Q1: In what order does mq_receive() return messages?
Always in descending priority order (highest priority first). Among messages with the same priority, FIFO (first sent, first received) order applies.

Q2: What is the minimum buffer size needed for mq_receive()?
At least mq_msgsize bytes (the maximum message size configured for that queue). You find this via mq_getattr(). Passing a smaller buffer fails with EMSGSIZE.

Q3: What is the difference between mq_receive() and mq_timedreceive()?
mq_receive() blocks indefinitely when the queue is empty. mq_timedreceive() blocks only until an absolute timeout (struct timespec). If the timeout expires before a message arrives, it returns -1 with errno == ETIMEDOUT.

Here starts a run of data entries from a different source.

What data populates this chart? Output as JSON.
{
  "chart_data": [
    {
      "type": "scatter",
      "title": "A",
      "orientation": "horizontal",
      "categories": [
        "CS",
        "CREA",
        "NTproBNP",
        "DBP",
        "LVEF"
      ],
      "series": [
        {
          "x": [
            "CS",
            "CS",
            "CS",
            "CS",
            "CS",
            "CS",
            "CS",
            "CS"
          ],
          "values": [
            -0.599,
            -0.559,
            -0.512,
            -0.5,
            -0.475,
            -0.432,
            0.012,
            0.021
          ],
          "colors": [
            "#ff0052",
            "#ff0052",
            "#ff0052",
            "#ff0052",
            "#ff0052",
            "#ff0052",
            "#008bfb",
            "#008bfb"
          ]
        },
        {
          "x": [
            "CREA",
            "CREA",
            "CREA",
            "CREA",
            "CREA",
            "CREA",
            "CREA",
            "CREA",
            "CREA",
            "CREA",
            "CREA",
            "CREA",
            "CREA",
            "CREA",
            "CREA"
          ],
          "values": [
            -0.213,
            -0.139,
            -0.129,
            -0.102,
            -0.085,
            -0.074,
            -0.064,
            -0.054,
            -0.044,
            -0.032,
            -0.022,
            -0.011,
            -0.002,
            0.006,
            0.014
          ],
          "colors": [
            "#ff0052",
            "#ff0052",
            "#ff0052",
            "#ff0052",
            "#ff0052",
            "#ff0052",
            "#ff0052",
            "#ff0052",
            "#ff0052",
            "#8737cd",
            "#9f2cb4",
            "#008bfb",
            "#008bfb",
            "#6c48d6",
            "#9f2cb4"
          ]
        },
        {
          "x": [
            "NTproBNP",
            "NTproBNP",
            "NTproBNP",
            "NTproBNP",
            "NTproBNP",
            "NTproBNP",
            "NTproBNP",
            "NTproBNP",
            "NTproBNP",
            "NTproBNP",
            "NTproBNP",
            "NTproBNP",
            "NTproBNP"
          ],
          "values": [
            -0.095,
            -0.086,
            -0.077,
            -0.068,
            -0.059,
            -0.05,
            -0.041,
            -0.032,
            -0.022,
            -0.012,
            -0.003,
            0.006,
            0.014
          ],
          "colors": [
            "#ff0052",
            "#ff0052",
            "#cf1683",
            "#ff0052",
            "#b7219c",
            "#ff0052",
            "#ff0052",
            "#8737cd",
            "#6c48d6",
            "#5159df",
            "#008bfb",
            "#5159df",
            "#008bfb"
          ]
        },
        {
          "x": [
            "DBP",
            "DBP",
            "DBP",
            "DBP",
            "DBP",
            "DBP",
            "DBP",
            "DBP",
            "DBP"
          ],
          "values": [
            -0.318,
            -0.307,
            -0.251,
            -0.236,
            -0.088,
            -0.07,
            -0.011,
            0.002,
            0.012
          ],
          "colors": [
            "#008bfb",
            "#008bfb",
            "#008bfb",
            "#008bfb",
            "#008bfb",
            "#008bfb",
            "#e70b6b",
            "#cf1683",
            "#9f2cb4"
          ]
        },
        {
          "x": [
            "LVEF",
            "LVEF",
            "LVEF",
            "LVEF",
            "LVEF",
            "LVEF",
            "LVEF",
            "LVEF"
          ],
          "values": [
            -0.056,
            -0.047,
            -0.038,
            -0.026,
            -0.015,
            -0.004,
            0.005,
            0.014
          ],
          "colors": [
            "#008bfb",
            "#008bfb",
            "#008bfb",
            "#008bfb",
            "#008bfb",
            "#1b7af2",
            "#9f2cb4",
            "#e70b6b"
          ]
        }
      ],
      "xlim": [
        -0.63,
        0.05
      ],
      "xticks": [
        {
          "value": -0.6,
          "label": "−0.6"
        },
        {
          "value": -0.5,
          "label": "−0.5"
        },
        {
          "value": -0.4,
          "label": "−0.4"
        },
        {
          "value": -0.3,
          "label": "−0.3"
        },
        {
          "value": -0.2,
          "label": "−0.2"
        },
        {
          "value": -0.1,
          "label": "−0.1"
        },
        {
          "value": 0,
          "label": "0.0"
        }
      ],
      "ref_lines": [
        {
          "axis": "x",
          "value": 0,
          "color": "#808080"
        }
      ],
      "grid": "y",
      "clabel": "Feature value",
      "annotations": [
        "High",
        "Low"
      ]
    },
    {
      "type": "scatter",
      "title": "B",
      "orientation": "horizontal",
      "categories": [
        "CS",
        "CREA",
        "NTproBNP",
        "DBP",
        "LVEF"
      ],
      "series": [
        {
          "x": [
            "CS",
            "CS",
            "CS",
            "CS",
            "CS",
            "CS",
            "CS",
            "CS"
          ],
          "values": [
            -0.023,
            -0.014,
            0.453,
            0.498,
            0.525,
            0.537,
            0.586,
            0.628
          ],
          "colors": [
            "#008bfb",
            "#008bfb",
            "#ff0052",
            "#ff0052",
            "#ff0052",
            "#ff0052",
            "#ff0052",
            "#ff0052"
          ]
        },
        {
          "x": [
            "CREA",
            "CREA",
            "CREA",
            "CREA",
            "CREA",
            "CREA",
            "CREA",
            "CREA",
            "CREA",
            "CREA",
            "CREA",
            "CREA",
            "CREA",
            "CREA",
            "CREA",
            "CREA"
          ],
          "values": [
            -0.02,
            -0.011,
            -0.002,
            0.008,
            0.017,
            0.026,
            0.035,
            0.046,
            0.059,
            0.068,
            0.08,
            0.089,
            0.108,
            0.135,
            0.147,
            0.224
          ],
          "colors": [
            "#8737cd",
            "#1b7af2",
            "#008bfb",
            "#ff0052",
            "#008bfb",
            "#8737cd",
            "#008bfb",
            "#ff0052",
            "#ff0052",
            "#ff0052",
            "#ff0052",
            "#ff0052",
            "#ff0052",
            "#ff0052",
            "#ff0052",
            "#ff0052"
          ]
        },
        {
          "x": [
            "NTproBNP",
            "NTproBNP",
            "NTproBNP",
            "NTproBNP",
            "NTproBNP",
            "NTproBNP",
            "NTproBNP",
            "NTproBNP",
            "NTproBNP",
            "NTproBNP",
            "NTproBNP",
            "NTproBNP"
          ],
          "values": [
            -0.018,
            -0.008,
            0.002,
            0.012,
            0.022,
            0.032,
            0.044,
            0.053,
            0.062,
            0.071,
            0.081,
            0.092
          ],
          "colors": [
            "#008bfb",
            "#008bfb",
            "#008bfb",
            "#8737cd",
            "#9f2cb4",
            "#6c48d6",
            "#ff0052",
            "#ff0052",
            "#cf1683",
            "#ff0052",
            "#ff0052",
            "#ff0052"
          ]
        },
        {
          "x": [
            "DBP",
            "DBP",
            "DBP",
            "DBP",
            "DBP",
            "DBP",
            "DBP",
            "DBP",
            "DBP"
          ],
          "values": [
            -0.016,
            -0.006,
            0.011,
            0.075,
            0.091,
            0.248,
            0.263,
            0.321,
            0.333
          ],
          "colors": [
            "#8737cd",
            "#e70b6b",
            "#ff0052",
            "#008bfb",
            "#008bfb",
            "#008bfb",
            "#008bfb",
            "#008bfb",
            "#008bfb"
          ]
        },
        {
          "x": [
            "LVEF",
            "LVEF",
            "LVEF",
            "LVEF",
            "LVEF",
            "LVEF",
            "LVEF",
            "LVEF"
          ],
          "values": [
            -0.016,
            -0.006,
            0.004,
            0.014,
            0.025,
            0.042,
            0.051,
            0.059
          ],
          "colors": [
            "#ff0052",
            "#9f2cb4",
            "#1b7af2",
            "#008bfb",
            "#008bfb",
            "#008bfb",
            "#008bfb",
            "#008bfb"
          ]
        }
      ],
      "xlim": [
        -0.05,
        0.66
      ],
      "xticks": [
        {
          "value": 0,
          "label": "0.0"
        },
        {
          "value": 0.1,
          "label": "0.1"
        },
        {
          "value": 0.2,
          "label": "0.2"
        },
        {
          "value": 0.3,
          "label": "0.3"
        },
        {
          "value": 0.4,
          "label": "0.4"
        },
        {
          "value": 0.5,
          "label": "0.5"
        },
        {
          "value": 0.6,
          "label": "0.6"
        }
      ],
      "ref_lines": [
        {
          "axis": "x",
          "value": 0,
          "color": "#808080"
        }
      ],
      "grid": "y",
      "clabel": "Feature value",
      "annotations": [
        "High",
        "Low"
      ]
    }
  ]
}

Q4: Is the timeout in mq_timedsend/mq_timedreceive relative or absolute?
Absolute. You must obtain the current time via clock_gettime(CLOCK_REALTIME, &ts) and add your desired duration to ts.tv_sec.

Q5: What happens when mq_send() is called on a full queue in blocking mode?
The calling process blocks (sleeps) until another process calls mq_receive() to free a slot. In O_NONBLOCK mode, it returns immediately with errno == EAGAIN.

Q6: Can you send binary (non-string) data through a POSIX message queue?
Yes. Messages are raw byte arrays. You can send any data — structs, integers, binary buffers — by casting to const char * and passing the exact byte count via msg_len.

Q7: What is the maximum message priority value on Linux?
MQ_PRIO_MAX - 1. POSIX requires MQ_PRIO_MAX to be at least 32, but on Linux it is 32768, so valid priorities are 0 to 32767.

Q8: If you have two messages with prio=5 and two with prio=3, what order are they received?
Both prio=5 messages first (in FIFO order among themselves), then both prio=3 messages (in FIFO order among themselves).

Q9: Write the one-liner pattern to correctly allocate a receive buffer.

struct mq_attr a; mq_getattr(mqd, &a); char *buf = malloc(a.mq_msgsize);

Q10: What return value does mq_receive() give on success?
The number of bytes in the received message (as ssize_t), which is the actual message length (not the buffer size). On error, -1 is returned.